Using a RCA Electron Microscope (of which only 2,000 units were ever made, each costing about $200,000) the two men acquired much better images of bacteriophages nestled upon a single E. Coli cell. (Their image is the second one below).
With this image, they could clearly see individual phages and their little tails. They saw, too, that these phages were of an “extremely constant and characteristic aspect,” meaning they could not just be random cell debris or enzymes (since the phages had two parts; heads and tails).
Their experiment worked like this: The duo dropped some phages on a tiny collodion film (made of cellulose, and thin enough not to distort the electron beams too much), put them into the machine, and then used a vacuum pump to suck air out of the column. (Without the vacuum, electrons would bounce off air particles and scatter.)
Next, they aligned the focus using a fluorescent screen on the front console. This fluorescent plate would convert the invisible electron image into visible light so the operator could see and tune the image live.

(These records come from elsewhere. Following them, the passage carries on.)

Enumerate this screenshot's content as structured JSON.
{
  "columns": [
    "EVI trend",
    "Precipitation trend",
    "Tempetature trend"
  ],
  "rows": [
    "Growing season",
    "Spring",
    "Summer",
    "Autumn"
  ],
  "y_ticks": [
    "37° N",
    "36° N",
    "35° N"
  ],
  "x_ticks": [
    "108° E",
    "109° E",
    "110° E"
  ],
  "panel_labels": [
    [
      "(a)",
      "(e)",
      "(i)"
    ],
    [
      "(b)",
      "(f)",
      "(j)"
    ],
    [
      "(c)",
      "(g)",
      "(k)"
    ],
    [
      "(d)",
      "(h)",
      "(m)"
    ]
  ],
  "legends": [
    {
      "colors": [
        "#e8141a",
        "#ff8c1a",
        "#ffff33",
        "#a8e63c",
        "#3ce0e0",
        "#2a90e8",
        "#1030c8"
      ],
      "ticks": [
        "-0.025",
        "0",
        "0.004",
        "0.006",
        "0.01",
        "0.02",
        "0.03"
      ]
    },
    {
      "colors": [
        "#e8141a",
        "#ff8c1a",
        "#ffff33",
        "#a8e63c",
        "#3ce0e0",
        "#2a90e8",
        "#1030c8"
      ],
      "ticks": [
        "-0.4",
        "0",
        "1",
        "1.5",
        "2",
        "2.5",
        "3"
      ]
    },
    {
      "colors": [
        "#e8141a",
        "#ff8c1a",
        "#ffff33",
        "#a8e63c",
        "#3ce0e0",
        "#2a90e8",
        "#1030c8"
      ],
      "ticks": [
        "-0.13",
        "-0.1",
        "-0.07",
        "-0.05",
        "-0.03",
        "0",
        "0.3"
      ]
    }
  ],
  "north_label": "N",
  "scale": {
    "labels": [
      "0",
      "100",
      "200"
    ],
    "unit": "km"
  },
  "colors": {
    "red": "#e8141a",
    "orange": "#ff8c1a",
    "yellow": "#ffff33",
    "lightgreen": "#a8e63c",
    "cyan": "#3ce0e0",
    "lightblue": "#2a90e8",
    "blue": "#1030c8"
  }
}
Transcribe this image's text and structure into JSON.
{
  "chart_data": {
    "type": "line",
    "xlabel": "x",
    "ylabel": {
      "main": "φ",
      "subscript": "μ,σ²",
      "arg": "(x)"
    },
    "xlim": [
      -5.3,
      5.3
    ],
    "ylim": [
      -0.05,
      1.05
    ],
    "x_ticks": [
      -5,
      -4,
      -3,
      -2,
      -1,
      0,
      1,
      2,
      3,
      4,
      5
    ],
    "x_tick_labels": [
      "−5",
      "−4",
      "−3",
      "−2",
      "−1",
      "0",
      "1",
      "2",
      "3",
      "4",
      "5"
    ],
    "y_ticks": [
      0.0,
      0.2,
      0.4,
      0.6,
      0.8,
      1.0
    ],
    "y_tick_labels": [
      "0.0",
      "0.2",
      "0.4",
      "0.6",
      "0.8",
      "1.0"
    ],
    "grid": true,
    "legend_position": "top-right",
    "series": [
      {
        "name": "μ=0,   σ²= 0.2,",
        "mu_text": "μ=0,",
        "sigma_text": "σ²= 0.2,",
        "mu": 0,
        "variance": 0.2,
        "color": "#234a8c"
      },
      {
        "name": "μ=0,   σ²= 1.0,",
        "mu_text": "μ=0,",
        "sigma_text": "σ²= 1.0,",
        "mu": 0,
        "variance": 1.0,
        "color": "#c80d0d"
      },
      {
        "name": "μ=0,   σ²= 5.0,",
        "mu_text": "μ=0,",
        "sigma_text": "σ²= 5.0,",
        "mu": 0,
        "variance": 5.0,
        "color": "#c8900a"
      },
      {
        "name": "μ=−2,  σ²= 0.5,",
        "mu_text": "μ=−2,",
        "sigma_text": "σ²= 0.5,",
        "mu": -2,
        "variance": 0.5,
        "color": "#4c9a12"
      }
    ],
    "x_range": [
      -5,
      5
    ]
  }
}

Finally, taking a micrograph involved opening a shutter for a second or two, then closing it and resetting the system for another shot. There was a long glass plate, at the bottom of the column, that caught the electrons which scattered off the phages. Each glass plate carried multiple small frames, so a session could produce several images before the plate had to be removed and developed in a darkroom.
It’s wild to me that these images were taken in the early 1940s; or that engineers were able to build these half-ton, ten-foot-tall machines that could blast biological samples and resolve their structures at such high resolutions. Brilliant.